CENCOROLL-センコロール

宇木敦哉が監督と脚本、ついでに作画と演出まで一人で務めた作品。
約30分というTVアニメの1話分の上映時間ながら人物たちのキャラがよく立っていて、話としても、変な生き物を従えた少年たちの戦いに、ヒロインが巻き込まれるというか自分から入り込んで行く過程が見る側の作品世界への興味とシンクロしていて引き込まれるものがありましたよ。ここら辺のまとまりの良さは、は一人で作ることのメリットとなっている模様。白くてブヨブヨして不定型な感じのセンコと呼ばれる生き物は独特の雰囲気があって、表情豊かなヒロインは魅力的でしたよ。

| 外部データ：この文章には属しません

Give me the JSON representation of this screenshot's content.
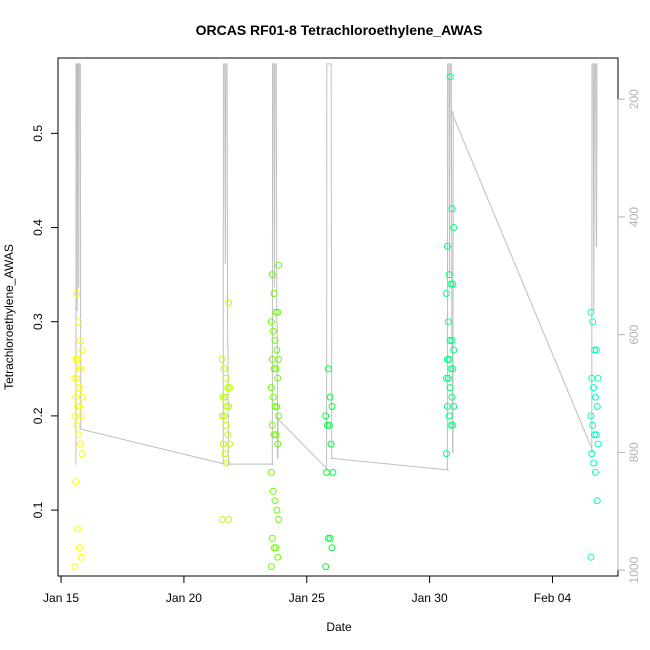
{
  "chart_data": {
    "type": "scatter",
    "title": "ORCAS RF01-8 Tetrachloroethylene_AWAS",
    "xlabel": "Date",
    "ylabel": "Tetrachloroethylene_AWAS",
    "x_ticks": [
      "Jan 15",
      "Jan 20",
      "Jan 25",
      "Jan 30",
      "Feb 04"
    ],
    "y_ticks": [
      "0.1",
      "0.2",
      "0.3",
      "0.4",
      "0.5"
    ],
    "y2_ticks": [
      "200",
      "400",
      "600",
      "800",
      "1000"
    ],
    "xlim": [
      "2016-01-14T21:00",
      "2016-02-06T16:00"
    ],
    "ylim": [
      0.03,
      0.58
    ],
    "y2lim": [
      1010,
      130
    ],
    "grid": false,
    "marker": "open-circle",
    "secondary_line_color": "#bebebe",
    "secondary_axis_color": "#b3b3b3",
    "flights": [
      {
        "t": "2016-01-15T17:00",
        "color": "#ffff00",
        "values": [
          0.04,
          0.05,
          0.06,
          0.08,
          0.13,
          0.16,
          0.17,
          0.18,
          0.19,
          0.2,
          0.2,
          0.21,
          0.21,
          0.22,
          0.22,
          0.23,
          0.23,
          0.24,
          0.24,
          0.25,
          0.25,
          0.26,
          0.26,
          0.27,
          0.28,
          0.3,
          0.33
        ],
        "pressure": [
          [
            0,
            820
          ],
          [
            0.08,
            820
          ],
          [
            0.1,
            140
          ],
          [
            0.25,
            140
          ],
          [
            0.3,
            560
          ],
          [
            0.35,
            140
          ],
          [
            0.5,
            140
          ],
          [
            0.55,
            520
          ],
          [
            0.62,
            140
          ],
          [
            0.8,
            140
          ],
          [
            0.88,
            760
          ],
          [
            1,
            760
          ]
        ]
      },
      {
        "t": "2016-01-21T17:00",
        "color": "#bfff00",
        "values": [
          0.09,
          0.09,
          0.15,
          0.16,
          0.17,
          0.17,
          0.18,
          0.19,
          0.2,
          0.2,
          0.21,
          0.21,
          0.22,
          0.22,
          0.23,
          0.23,
          0.24,
          0.25,
          0.26,
          0.32
        ],
        "pressure": [
          [
            0,
            820
          ],
          [
            0.06,
            820
          ],
          [
            0.1,
            140
          ],
          [
            0.3,
            140
          ],
          [
            0.4,
            480
          ],
          [
            0.5,
            140
          ],
          [
            0.7,
            140
          ],
          [
            0.78,
            620
          ],
          [
            0.85,
            620
          ],
          [
            0.9,
            820
          ],
          [
            1,
            820
          ]
        ]
      },
      {
        "t": "2016-01-23T17:00",
        "color": "#6aff00",
        "values": [
          0.04,
          0.05,
          0.06,
          0.06,
          0.07,
          0.09,
          0.1,
          0.11,
          0.12,
          0.14,
          0.17,
          0.18,
          0.18,
          0.19,
          0.2,
          0.21,
          0.21,
          0.22,
          0.23,
          0.24,
          0.25,
          0.25,
          0.26,
          0.26,
          0.27,
          0.28,
          0.29,
          0.3,
          0.31,
          0.31,
          0.33,
          0.35,
          0.36
        ],
        "pressure": [
          [
            0,
            820
          ],
          [
            0.06,
            820
          ],
          [
            0.1,
            140
          ],
          [
            0.3,
            140
          ],
          [
            0.4,
            520
          ],
          [
            0.5,
            140
          ],
          [
            0.7,
            140
          ],
          [
            0.78,
            580
          ],
          [
            0.85,
            580
          ],
          [
            0.9,
            810
          ],
          [
            0.95,
            810
          ],
          [
            1,
            740
          ]
        ]
      },
      {
        "t": "2016-01-25T22:00",
        "color": "#00ff40",
        "values": [
          0.04,
          0.06,
          0.07,
          0.07,
          0.14,
          0.14,
          0.17,
          0.19,
          0.19,
          0.2,
          0.21,
          0.22,
          0.25
        ],
        "pressure": [
          [
            0,
            830
          ],
          [
            0.06,
            810
          ],
          [
            0.1,
            140
          ],
          [
            0.25,
            140
          ],
          [
            0.5,
            140
          ],
          [
            0.8,
            140
          ],
          [
            0.9,
            810
          ],
          [
            1,
            810
          ]
        ]
      },
      {
        "t": "2016-01-30T20:00",
        "color": "#00ff80",
        "values": [
          0.16,
          0.19,
          0.19,
          0.2,
          0.21,
          0.21,
          0.22,
          0.23,
          0.24,
          0.24,
          0.25,
          0.25,
          0.26,
          0.26,
          0.27,
          0.28,
          0.28,
          0.3,
          0.33,
          0.34,
          0.34,
          0.35,
          0.38,
          0.4,
          0.42,
          0.56
        ],
        "pressure": [
          [
            0,
            830
          ],
          [
            0.06,
            830
          ],
          [
            0.1,
            140
          ],
          [
            0.3,
            140
          ],
          [
            0.4,
            500
          ],
          [
            0.5,
            140
          ],
          [
            0.7,
            140
          ],
          [
            0.8,
            620
          ],
          [
            0.85,
            620
          ],
          [
            0.9,
            800
          ],
          [
            0.95,
            800
          ],
          [
            1,
            220
          ]
        ]
      },
      {
        "t": "2016-02-05T17:00",
        "color": "#00ffc0",
        "values": [
          0.05,
          0.11,
          0.14,
          0.15,
          0.16,
          0.17,
          0.18,
          0.18,
          0.19,
          0.2,
          0.21,
          0.22,
          0.23,
          0.24,
          0.24,
          0.27,
          0.27,
          0.3,
          0.31
        ],
        "pressure": [
          [
            0,
            800
          ],
          [
            0.06,
            800
          ],
          [
            0.1,
            140
          ],
          [
            0.3,
            140
          ],
          [
            0.4,
            560
          ],
          [
            0.5,
            140
          ],
          [
            0.7,
            140
          ],
          [
            0.8,
            450
          ],
          [
            0.85,
            450
          ],
          [
            0.9,
            140
          ],
          [
            1,
            140
          ]
        ]
      }
    ],
    "pressure_links": [
      [
        "2016-01-15T18:00",
        760,
        "2016-01-21T16:00",
        820
      ],
      [
        "2016-01-21T18:00",
        820,
        "2016-01-23T16:00",
        820
      ],
      [
        "2016-01-23T18:00",
        740,
        "2016-01-25T21:00",
        830
      ],
      [
        "2016-01-25T23:00",
        810,
        "2016-01-30T19:00",
        830
      ],
      [
        "2016-01-30T21:00",
        220,
        "2016-02-05T16:00",
        800
      ]
    ]
  }
}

作画的にも見所がてんこ盛りで、特に一度目のバトルで、センコが次々と変形する様子は、とても一人で描いたとは思えない出来映え。ただ二度目のバトルでは、見た目のスケールが大きくなってはいるものの、ヒロインをはじめとする人間を中心とした展開となっていて、生き物同士が戦うことによる絵的な面白さがなく、バトルが盛り上がらないまままま終わってしまうので、尻すぼみな印象を受けてしまいましたよ。この点は、全部一人でやるために時間や労力が足りなくて絵的にトーンダウンしちゃったのかなぁと思わせるものでした。また背景も写真を加工したことが丸わかりだったりするところがいくつかあってちょっと安っぽく見えるところもありました。

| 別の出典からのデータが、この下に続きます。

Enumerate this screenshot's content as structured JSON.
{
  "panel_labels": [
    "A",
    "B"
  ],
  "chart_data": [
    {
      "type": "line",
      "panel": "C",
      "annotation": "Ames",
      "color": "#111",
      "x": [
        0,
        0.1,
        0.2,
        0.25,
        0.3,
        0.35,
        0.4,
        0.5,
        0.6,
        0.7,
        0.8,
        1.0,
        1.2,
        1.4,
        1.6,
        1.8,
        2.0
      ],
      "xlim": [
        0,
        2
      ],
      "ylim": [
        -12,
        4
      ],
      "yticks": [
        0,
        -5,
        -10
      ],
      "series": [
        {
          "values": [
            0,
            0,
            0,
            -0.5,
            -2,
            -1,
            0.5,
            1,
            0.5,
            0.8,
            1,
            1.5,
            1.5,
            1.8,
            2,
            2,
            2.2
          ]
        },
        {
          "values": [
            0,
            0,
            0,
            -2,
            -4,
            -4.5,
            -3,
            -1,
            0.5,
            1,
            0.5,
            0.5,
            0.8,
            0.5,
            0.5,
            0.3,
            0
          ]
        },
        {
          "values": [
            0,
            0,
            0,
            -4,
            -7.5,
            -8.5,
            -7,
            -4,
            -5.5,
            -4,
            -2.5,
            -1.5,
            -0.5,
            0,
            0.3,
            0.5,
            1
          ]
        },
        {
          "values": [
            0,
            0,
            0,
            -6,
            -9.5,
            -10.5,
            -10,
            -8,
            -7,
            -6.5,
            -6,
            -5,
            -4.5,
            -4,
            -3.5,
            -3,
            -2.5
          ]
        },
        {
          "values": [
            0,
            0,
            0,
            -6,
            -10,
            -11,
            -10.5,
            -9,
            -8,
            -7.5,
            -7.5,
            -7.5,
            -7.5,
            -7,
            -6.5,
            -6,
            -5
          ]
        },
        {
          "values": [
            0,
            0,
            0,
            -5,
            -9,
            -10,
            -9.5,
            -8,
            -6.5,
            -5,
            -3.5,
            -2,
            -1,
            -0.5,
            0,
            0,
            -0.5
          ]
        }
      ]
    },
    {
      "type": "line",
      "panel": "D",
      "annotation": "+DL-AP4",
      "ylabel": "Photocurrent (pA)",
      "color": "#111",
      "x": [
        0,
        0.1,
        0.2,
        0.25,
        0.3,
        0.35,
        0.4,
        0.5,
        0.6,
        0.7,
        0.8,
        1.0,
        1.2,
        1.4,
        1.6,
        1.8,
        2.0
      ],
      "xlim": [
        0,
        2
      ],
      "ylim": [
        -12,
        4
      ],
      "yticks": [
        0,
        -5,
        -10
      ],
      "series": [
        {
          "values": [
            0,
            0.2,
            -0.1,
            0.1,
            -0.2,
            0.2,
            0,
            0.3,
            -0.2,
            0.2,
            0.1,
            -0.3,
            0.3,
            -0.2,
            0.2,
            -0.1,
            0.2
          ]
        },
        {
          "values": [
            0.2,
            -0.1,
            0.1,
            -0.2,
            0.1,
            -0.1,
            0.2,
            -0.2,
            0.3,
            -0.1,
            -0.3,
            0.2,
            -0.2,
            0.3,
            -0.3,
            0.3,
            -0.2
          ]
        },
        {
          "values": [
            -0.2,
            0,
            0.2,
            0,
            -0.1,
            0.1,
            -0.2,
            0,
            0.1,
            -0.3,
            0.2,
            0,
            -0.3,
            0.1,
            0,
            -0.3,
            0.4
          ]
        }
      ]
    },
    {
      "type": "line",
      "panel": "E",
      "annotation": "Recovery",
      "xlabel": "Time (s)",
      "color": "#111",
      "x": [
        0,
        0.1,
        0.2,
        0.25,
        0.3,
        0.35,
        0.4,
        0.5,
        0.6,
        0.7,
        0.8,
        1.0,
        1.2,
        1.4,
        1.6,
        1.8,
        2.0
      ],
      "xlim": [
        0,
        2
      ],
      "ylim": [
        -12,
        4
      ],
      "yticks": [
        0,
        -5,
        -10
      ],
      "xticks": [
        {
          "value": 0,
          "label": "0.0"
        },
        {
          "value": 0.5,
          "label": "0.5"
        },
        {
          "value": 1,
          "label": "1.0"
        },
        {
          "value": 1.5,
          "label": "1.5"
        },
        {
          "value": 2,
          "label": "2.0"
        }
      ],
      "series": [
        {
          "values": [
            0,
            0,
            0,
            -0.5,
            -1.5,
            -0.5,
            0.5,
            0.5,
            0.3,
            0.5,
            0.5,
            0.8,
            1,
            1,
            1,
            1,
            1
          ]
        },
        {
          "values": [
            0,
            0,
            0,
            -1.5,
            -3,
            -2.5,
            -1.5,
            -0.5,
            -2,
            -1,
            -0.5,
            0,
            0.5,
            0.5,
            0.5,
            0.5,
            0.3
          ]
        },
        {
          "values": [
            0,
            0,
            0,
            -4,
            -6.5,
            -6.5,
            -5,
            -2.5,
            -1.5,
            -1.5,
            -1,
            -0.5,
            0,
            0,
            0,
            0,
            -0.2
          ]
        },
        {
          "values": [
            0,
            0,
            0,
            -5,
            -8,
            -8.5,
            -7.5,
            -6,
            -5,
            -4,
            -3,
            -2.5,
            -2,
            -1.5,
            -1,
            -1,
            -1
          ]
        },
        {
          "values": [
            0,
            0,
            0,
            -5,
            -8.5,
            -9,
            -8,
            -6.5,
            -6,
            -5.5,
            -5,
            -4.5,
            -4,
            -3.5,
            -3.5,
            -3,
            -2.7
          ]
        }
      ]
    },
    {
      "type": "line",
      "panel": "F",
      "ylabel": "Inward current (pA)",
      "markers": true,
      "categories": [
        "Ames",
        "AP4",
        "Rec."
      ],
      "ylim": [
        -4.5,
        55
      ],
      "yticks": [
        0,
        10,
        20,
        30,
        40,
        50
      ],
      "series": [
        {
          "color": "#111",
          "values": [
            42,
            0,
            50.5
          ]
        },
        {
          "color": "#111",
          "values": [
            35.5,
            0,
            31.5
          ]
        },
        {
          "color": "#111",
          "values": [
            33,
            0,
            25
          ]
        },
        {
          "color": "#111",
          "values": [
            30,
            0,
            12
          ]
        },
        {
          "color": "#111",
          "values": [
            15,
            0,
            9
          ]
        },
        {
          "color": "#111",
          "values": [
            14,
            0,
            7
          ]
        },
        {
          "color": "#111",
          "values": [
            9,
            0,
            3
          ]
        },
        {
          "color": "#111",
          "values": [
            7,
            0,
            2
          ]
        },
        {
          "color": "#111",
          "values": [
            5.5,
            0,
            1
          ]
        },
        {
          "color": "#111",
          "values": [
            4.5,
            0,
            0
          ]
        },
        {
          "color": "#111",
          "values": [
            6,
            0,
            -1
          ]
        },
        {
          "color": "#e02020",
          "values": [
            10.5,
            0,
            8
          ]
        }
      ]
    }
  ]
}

一人で商業アニメっぽいものを作るといえば、まず新海誠が思い浮かぶわけですが、彼の静的な作風に対して、今作はダイナミックなアクションが随所に見られる動的な作風で、一人でよくここまで描いたなぁと、個人制作の可能性をさらに広げた印象。作品世界や人物も魅力的で続きが見たいと思わせるものでしたよ。

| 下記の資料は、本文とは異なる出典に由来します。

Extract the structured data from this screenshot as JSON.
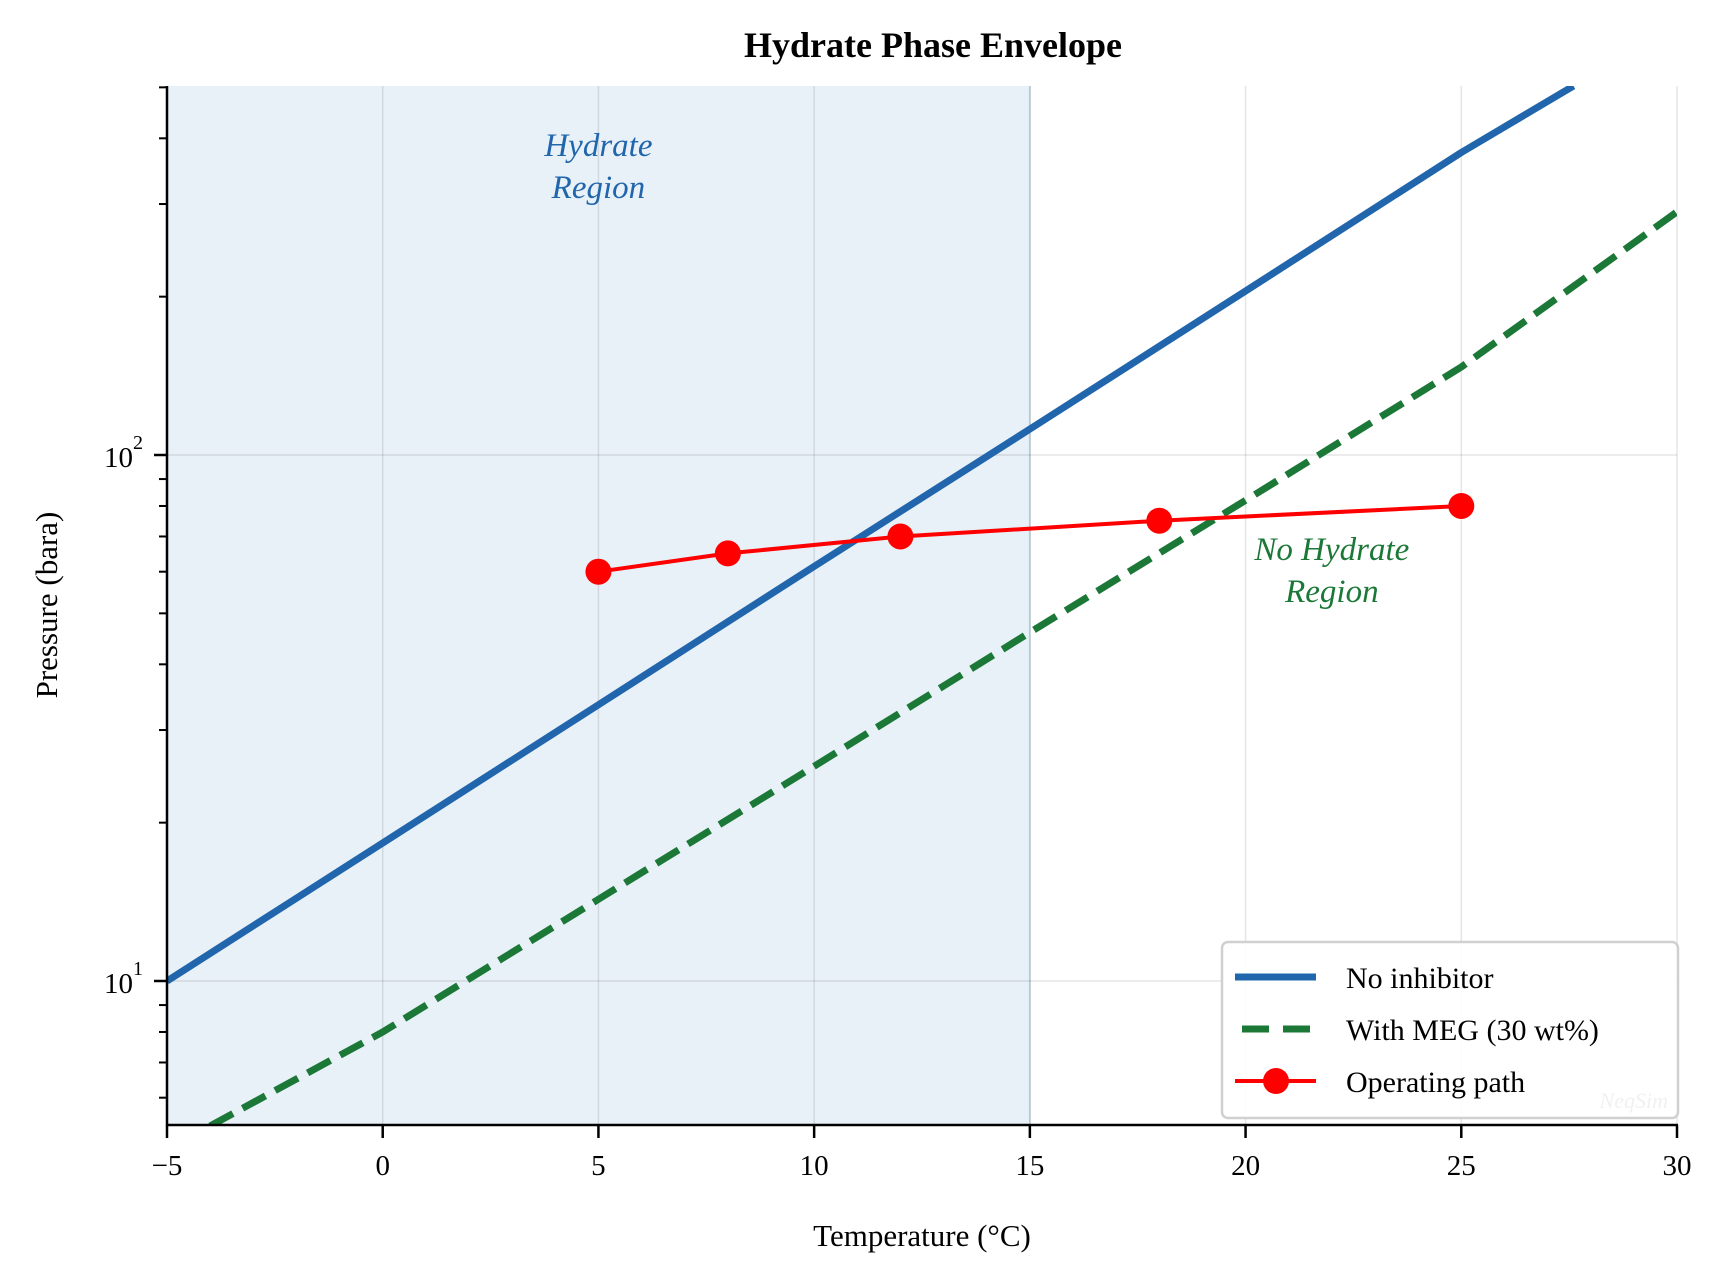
{
  "chart_data": {
    "type": "line",
    "title": "Hydrate Phase Envelope",
    "xlabel": "Temperature (°C)",
    "ylabel": "Pressure (bara)",
    "xlim": [
      -5,
      30
    ],
    "ylim": [
      5.3,
      503
    ],
    "yscale": "log",
    "grid": true,
    "x_ticks": [
      "−5",
      "0",
      "5",
      "10",
      "15",
      "20",
      "25",
      "30"
    ],
    "y_ticks": [
      {
        "base": "10",
        "exp": "1"
      },
      {
        "base": "10",
        "exp": "2"
      }
    ],
    "shaded_region": {
      "x_from": -5,
      "x_to": 15,
      "color": "#e8f1f8"
    },
    "series": [
      {
        "name": "No inhibitor",
        "style": "solid",
        "color": "#2166ac",
        "x": [
          -5,
          0,
          5,
          10,
          15,
          20,
          25,
          27.6
        ],
        "y": [
          10,
          18.3,
          33.5,
          61.4,
          112,
          205,
          376,
          503
        ]
      },
      {
        "name": "With MEG (30 wt%)",
        "style": "dashed",
        "color": "#1b7837",
        "x": [
          -4.0,
          0,
          5,
          10,
          15,
          20,
          25,
          30
        ],
        "y": [
          5.3,
          8.0,
          14.3,
          25.6,
          46,
          82,
          147,
          290
        ]
      },
      {
        "name": "Operating path",
        "style": "solid-marker",
        "color": "#ff0000",
        "x": [
          5,
          8,
          12,
          18,
          25
        ],
        "y": [
          60,
          65,
          70,
          75,
          80
        ]
      }
    ],
    "annotations": [
      {
        "text": [
          "Hydrate",
          "Region"
        ],
        "x": 5,
        "y": 370,
        "color": "#2166ac"
      },
      {
        "text": [
          "No Hydrate",
          "Region"
        ],
        "x": 22,
        "y": 57,
        "color": "#1b7837"
      }
    ],
    "legend": {
      "position": "lower right",
      "entries": [
        "No inhibitor",
        "With MEG (30 wt%)",
        "Operating path"
      ]
    },
    "watermark": "NeqSim"
  }
}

もし続編があるとしたら、こだわらなくてもいいパートの作画は他人に任せて、監督本人はこだわるべきところに力を注ぐことを望みたいところ。アート系のアニメみたいに一人で作る事に意味がある作風でもないし、また一人で30分のアニメを作り上げた人物として宇木敦哉という名前は十分知られたわけで、次は全体の完成度を高めたものを見てみたいなと。